Challenging Our Prejudices
Of course since Abby Johnson’s story is one where she ultimately changed her views to become anti-abortion, viewers can expect to see her paint a human picture of unborn babies in the womb as well; in that respect she shows viewers a CGI reenactment of what she saw on an untrasound-guided abortion procedure after being called into the room to help. Witnessing that 13-week abortion was a turning point for Johnson, who, like countless women she’d counseled before, thought fetuses in the womb couldn’t feel pain and looked like blobs of tissue. I won’t entirely give away that pivotal part of the film for you, but as one pro-choice author wrote after seeing the film:
“I went into that theater, thinking there was NOTHING that could go onto that screen that would make me question myself and I was wrong. What I saw DID make me question myself and my beliefs and I believe that EVERYONE should go and test themselves as I did. If you are already Pro-Life, go and see that these people who work in those facilities BELIEVE they are helping and that is why they are there. If you are Pro-Choice, please go and expose yourself to a different perspective and compare that to your own reasons for your vote. If you’re unsure and just curious, GO. This film will challenge you in a way that politically-charged Facebook disputes never will.”

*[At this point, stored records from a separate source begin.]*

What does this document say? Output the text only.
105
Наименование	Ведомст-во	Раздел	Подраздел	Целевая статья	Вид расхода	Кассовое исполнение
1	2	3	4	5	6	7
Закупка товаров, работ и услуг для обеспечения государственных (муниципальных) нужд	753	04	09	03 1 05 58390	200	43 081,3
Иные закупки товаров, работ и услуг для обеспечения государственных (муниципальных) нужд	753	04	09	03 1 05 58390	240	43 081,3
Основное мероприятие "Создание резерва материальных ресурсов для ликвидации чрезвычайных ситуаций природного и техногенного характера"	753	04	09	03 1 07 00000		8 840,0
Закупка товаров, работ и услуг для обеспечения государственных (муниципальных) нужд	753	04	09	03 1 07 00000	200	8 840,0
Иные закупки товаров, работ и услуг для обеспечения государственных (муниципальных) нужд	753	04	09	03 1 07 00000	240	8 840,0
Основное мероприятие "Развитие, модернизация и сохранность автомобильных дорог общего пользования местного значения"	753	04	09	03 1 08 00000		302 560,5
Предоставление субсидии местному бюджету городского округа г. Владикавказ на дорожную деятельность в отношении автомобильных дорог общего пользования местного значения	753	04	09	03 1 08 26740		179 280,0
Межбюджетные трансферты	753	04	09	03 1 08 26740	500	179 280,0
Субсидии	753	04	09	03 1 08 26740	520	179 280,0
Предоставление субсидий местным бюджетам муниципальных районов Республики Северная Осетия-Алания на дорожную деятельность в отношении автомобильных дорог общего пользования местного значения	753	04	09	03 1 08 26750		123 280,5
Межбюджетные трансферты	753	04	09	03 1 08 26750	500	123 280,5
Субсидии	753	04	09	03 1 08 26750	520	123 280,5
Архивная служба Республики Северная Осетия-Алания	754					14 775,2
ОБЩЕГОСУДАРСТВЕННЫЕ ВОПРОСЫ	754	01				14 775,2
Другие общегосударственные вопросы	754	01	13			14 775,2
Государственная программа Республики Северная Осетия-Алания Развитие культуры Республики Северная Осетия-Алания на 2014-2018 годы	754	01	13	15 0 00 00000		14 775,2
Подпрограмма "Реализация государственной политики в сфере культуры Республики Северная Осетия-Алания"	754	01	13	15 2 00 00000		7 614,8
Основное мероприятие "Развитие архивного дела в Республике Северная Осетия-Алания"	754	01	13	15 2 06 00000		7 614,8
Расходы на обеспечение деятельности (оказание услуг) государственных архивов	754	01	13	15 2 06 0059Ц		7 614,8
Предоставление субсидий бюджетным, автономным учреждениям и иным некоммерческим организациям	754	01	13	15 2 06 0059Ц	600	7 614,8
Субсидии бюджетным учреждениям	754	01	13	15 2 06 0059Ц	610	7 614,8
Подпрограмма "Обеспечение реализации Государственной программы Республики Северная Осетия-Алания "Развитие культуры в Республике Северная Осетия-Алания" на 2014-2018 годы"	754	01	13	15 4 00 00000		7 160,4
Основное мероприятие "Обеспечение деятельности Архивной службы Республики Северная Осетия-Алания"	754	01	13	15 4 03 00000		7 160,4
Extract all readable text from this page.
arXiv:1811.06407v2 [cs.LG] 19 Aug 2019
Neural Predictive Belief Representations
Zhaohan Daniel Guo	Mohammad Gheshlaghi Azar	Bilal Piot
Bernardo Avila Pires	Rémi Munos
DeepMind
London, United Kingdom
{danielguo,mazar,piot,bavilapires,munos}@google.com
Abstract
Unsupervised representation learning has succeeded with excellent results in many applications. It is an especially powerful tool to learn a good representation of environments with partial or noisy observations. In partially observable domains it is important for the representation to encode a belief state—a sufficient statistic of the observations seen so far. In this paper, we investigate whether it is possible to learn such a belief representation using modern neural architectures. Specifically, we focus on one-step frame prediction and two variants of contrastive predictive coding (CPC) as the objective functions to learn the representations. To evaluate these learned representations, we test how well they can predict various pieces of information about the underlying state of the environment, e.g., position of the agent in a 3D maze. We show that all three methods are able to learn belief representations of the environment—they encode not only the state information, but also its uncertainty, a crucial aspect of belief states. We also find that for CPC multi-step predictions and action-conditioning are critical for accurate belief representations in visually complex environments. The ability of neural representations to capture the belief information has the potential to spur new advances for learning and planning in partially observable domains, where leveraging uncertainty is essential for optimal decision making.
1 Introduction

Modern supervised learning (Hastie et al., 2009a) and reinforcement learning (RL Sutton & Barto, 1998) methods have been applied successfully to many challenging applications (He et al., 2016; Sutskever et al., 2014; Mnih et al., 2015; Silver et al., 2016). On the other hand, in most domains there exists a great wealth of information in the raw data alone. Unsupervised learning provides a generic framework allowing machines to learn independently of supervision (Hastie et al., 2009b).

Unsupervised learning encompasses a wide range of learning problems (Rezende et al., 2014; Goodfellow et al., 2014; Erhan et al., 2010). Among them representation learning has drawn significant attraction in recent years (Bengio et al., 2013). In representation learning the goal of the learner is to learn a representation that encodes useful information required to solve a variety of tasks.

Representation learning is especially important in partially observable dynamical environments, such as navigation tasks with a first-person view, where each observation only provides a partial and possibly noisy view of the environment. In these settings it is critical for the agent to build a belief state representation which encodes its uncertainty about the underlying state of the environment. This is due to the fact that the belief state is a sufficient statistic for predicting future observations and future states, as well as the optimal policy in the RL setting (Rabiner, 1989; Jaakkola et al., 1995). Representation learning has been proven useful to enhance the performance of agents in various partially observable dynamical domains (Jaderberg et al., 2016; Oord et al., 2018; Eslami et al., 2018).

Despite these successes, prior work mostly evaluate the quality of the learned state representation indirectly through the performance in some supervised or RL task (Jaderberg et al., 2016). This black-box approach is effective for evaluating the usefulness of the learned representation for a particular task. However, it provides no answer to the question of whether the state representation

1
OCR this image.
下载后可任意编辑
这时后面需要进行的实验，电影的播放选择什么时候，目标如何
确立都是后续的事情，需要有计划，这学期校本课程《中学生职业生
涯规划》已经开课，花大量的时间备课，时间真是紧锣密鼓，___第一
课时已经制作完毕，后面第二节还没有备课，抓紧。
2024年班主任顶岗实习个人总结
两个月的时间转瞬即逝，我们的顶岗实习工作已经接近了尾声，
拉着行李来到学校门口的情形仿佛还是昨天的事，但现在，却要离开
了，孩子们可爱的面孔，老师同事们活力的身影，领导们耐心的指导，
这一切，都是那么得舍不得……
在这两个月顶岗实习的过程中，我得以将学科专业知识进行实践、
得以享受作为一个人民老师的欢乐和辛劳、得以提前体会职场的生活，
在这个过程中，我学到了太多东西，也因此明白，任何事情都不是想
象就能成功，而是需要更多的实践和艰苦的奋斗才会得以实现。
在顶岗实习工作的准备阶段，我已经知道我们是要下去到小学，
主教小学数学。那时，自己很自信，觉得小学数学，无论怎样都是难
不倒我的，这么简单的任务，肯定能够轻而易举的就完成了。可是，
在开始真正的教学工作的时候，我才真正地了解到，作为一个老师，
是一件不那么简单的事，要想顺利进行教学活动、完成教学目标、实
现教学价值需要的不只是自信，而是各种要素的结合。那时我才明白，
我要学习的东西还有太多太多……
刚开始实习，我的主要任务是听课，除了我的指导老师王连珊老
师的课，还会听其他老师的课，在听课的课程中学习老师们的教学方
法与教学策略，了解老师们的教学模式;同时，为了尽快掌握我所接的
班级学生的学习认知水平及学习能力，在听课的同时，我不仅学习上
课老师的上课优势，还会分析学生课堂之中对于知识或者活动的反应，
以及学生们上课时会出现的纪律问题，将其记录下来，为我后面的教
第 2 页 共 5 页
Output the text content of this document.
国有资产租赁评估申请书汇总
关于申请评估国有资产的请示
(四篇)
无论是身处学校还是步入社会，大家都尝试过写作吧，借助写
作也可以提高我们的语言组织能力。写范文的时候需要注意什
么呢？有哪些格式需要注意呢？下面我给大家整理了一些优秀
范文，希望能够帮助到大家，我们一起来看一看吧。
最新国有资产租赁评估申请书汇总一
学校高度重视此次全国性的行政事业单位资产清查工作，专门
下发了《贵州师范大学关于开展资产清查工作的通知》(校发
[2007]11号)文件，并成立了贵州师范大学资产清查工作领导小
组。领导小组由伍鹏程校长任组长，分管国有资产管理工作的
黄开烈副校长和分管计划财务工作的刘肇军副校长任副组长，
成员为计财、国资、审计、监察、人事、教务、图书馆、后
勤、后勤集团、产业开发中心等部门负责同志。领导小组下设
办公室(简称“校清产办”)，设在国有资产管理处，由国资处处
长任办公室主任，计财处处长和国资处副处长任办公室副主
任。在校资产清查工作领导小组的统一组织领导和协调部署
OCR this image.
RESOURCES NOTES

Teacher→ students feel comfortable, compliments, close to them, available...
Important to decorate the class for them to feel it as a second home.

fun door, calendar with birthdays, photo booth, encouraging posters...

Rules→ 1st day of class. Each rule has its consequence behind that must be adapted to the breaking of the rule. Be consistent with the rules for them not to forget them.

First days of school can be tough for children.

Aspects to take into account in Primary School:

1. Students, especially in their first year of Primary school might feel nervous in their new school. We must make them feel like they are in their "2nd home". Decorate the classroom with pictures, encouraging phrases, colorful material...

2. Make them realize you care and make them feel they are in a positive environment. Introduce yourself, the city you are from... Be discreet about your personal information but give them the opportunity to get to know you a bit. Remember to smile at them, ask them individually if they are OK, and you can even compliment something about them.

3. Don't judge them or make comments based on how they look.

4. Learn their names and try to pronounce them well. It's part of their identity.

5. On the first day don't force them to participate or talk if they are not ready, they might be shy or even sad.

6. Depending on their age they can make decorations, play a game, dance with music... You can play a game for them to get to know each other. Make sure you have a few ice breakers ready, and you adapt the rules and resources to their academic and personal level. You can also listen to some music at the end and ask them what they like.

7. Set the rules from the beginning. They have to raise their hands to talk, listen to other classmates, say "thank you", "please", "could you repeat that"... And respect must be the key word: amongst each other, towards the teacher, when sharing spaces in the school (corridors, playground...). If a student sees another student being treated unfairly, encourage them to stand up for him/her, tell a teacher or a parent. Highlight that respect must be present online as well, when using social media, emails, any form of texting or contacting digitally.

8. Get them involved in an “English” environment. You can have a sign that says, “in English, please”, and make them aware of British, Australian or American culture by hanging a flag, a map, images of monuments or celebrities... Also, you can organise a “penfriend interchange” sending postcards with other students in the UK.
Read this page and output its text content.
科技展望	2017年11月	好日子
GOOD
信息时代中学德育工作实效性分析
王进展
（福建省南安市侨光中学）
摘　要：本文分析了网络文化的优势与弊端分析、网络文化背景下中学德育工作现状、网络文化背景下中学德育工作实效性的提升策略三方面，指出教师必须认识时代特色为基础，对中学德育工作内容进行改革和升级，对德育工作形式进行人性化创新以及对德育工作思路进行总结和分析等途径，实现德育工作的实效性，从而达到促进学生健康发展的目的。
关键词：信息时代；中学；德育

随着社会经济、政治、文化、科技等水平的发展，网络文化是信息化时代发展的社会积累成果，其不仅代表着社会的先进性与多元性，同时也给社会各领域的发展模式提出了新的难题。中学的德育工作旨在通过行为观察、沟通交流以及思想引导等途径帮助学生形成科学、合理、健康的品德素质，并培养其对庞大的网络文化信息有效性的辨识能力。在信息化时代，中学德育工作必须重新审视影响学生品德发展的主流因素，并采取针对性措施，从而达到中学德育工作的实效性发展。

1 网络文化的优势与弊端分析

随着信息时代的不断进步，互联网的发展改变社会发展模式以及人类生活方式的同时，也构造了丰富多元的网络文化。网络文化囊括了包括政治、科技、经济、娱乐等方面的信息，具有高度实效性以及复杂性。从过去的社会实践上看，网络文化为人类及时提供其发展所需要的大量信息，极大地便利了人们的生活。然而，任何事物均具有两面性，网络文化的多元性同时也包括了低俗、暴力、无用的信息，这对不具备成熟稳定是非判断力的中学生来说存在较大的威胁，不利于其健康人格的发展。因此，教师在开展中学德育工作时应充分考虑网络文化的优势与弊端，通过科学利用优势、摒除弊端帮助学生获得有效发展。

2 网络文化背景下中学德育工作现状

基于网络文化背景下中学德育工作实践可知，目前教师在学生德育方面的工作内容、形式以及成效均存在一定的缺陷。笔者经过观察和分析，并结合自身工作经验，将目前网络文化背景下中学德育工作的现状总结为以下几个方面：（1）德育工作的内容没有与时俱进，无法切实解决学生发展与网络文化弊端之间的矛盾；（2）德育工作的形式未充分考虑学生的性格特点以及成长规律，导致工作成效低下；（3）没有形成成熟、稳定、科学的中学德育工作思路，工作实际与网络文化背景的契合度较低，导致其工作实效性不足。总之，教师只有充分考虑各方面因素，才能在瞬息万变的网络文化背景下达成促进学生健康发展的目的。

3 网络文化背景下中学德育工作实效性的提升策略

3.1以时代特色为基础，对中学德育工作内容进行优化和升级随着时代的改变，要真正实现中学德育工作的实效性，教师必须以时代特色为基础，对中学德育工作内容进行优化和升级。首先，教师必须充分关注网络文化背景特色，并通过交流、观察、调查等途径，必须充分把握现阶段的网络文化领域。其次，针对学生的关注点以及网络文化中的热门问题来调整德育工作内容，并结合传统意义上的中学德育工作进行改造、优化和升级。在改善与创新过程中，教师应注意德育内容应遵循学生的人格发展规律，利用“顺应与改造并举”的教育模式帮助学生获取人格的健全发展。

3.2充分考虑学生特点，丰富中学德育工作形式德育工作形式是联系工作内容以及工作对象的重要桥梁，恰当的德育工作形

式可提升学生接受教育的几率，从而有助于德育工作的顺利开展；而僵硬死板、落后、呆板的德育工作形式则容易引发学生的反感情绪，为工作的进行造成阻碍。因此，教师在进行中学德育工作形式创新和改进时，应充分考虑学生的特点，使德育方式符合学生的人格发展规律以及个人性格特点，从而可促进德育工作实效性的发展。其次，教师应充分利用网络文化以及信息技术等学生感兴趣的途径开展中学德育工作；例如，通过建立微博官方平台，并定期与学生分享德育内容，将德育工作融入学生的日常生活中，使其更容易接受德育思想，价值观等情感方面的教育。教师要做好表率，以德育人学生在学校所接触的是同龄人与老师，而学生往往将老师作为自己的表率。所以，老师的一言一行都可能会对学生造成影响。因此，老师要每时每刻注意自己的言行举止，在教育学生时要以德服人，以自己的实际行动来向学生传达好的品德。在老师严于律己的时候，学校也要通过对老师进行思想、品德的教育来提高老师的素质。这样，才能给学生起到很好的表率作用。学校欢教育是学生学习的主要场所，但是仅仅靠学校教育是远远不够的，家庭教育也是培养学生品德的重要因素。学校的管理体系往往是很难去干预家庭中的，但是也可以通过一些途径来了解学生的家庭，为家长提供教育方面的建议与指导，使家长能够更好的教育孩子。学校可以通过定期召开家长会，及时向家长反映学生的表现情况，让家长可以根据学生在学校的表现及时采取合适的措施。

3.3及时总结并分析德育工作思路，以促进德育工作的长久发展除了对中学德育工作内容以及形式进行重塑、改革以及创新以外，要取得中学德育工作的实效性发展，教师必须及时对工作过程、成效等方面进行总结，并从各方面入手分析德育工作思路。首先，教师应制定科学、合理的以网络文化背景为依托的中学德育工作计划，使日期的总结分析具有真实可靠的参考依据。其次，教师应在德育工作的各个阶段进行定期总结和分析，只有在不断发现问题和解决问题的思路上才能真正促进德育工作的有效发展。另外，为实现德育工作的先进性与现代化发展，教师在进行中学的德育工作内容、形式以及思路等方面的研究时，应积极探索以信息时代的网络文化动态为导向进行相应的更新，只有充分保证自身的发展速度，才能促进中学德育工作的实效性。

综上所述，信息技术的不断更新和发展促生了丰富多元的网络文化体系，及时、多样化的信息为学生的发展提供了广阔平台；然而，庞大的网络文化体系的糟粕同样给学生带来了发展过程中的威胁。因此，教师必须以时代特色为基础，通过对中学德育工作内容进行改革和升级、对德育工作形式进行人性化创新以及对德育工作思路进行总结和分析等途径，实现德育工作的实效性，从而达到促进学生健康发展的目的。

Which gets us back to one of the most palpable aspects of Unplanned. In humanizing women who choose abortion, people who work at abortion clinics, and even people who oppose abortion (Abby Johnson being someone who fit in each of those categories herself at different points in the story), the story of Unplanned has the potential to take our nation’s dialogue on abortion to a new, more humane level. It encourages viewers to move dialogue beyond predisposed beliefs about the “other side” and toward a greater understanding of the complexity of this issue. As viewers hear Abby say in a voiceover at the start of the film, “my story isn’t a neat and tidy one.” That’s a phrase than can just as well be applied to the issue of abortion.
One thing is for certain: for as extreme a shift as Abby Johnson took in her abortion views, from a facilitator to an opponent, what’s remarkably consistent throughout the film is her genuine concern for women. And that’s something people on all sides of the issue can stand behind.